By Jon Roe
After a couple of painful losses to the archrival University of Alberta Pandas last weekend, it doesn’t get any easier for the Dinos women’s basketball team. The University of Victoria Vikes (7-4) and the University of British Columbia Thunderbirds (9-3) roll into town for games Friday and Saturday, respectively, that take on an added importance because the Dinos now sit in sixth, one win out of a playoff spot.
Head coach Shawnee Harle doesn’t think it’s all bad, even though the team is currently on a three-game slide to start the new year.
“It’s good news, bad news,” says Harle. “We’ve lost our last three in a row . . . but the good news is we’re a good enough team to win all three of those games. The bad news is we didn’t.
“You always learn more from losing than you do from winning,” she adds. “I hope that bodes well for us because our last three losses have been heart-wrenching, but perhaps those three losses will allow us to win down the stretch when it really matters.”
The stretch is now comprised of seven more games, the next four at home and the final three on the road. They’re only one win out of the fourth and final playoff spot, but after this week against the Vikes and T-Birds, play back-to-back against the division leading 10-2 University of Regina Cougars.
It’s still too early to ramp up the pressure, though, says Harle.
“There’s a lot of ball to be played,” she says. “But I really think our kids need to wake up and start realizing that, you know, this isn’t Kansas, Dorothy. This is Canada West basketball and you have to come to win every single night.”
There are plenty of positive signs for a team that is currently second in the conference in scoring average, but allow the most points per game. They held the Pandas to 67 points Friday and 65 points on Saturday. But the Dinos were held to 65 points and 61 points, for a combined six-point differential in those two games.
“It’s definitely painful and you definitely don’t want that ever happening again,” says rookie point guard Tilly Ettinger. “But we have a saying on our team, ‘What’s next?’ After every kind of upsetting occurrence, we always want to focus on what’s next. We can’t change the past, we can only learn from it and try to make it better in the future.”
“Definitely the fire burns in all of us, I can guarantee that,” agrees first-year guard Tamara Jarrett. “We do not want to have what happened to us, especially in the Alberta games, to ever happen again.”
The Dinos are looking at a tough schedule for these four remaining home games and without a few wins, could be looking at a steep climb to the playoffs for a three-game road trip to close out the season.
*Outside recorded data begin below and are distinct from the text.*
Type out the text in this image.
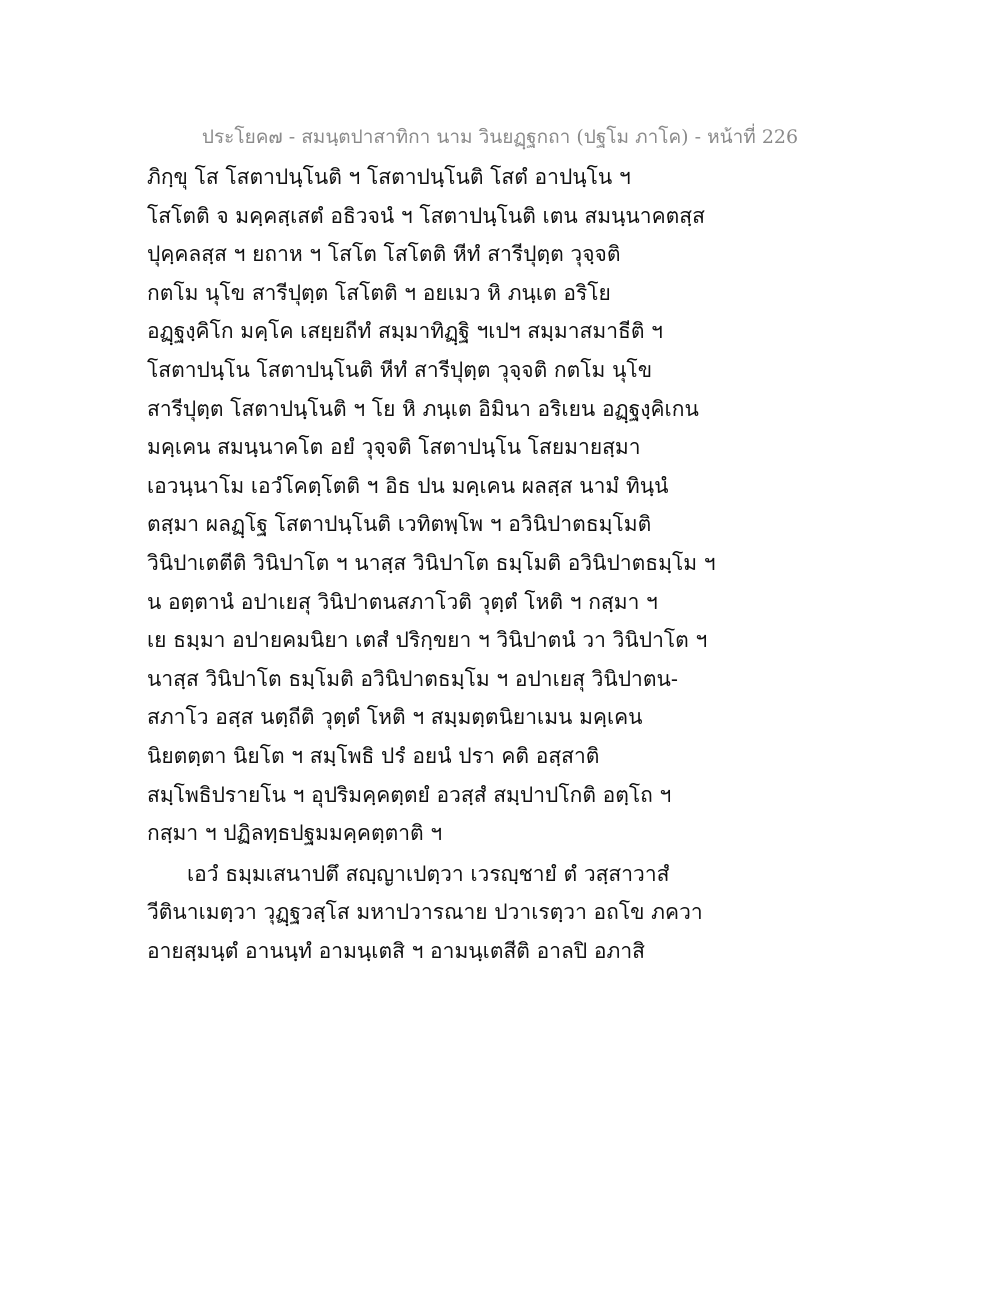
ประโยค๗ - สมนฺตปาสาทิกา นาม วินยฏฺฐกถา (ปฐโม ภาโค) - หน้าที่ 226
ภิกฺขุ โส โสตาปนฺโนติ ฯ โสตาปนฺโนติ โสตํ อาปนฺโน ฯ
โสโตติ จ มคฺคสฺเสตํ อธิวจนํ ฯ โสตาปนฺโนติ เตน สมนฺนาคตสฺส
ปุคฺคลสฺส ฯ ยถาห ฯ โสโต โสโตติ หีทํ สารีปุตฺต วุจฺจติ
กตโม นุโข สารีปุตฺต โสโตติ ฯ อยเมว หิ ภนฺเต อริโย
อฏฺฐงฺคิโก มคฺโค เสยฺยถีทํ สมฺมาทิฏฺฐิ ฯเปฯ สมฺมาสมาธีติ ฯ
โสตาปนฺโน โสตาปนฺโนติ หีทํ สารีปุตฺต วุจฺจติ กตโม นุโข
สารีปุตฺต โสตาปนฺโนติ ฯ โย หิ ภนฺเต อิมินา อริเยน อฏฺฐงฺคิเกน
มคฺเคน สมนฺนาคโต อยํ วุจฺจติ โสตาปนฺโน โสยมายสฺมา
เอวนฺนาโม เอวํโคตฺโตติ ฯ อิธ ปน มคฺเคน ผลสฺส นามํ ทินฺนํ
ตสฺมา ผลฏฺโฐ โสตาปนฺโนติ เวทิตพฺโพ ฯ อวินิปาตธมฺโมติ
วินิปาเตตีติ วินิปาโต ฯ นาสฺส วินิปาโต ธมฺโมติ อวินิปาตธมฺโม ฯ
น อตฺตานํ อปาเยสุ วินิปาตนสภาโวติ วุตฺตํ โหติ ฯ กสฺมา ฯ
เย ธมฺมา อปายคมนิยา เตสํ ปริกฺขยา ฯ วินิปาตนํ วา วินิปาโต ฯ
นาสฺส วินิปาโต ธมฺโมติ อวินิปาตธมฺโม ฯ อปาเยสุ วินิปาตน-
สภาโว อสฺส นตฺถีติ วุตฺตํ โหติ ฯ สมฺมตฺตนิยาเมน มคฺเคน
นิยตตฺตา นิยโต ฯ สมฺโพธิ ปรํ อยนํ ปรา คติ อสฺสาติ
สมฺโพธิปรายโน ฯ อุปริมคฺคตฺตยํ อวสฺสํ สมฺปาปโกติ อตฺโถ ฯ
กสฺมา ฯ ปฏิลทฺธปฐมมคฺคตฺตาติ ฯ
เอวํ ธมฺมเสนาปตึ สญฺญาเปตฺวา เวรญฺชายํ ตํ วสฺสาวาสํ
วีตินาเมตฺวา วุฏฺฐวสฺโส มหาปวารณาย ปวาเรตฺวา อถโข ภควา
อายสฺมนฺตํ อานนฺทํ อามนฺเตสิ ฯ อามนฺเตสีติ อาลปิ อภาสิ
Harle knows that this weekend, her team is the underdog in both games. But her and her young Dinos are focusing on what they can do well as a team.
“I know we’re the underdogs this weekend in both games,” Harle says. “I also know that both opposing coaches are not looking forward to playing us. . . . We have to get going here and step up to the plate, be ready to play to our strengths and also become a better defensive team.”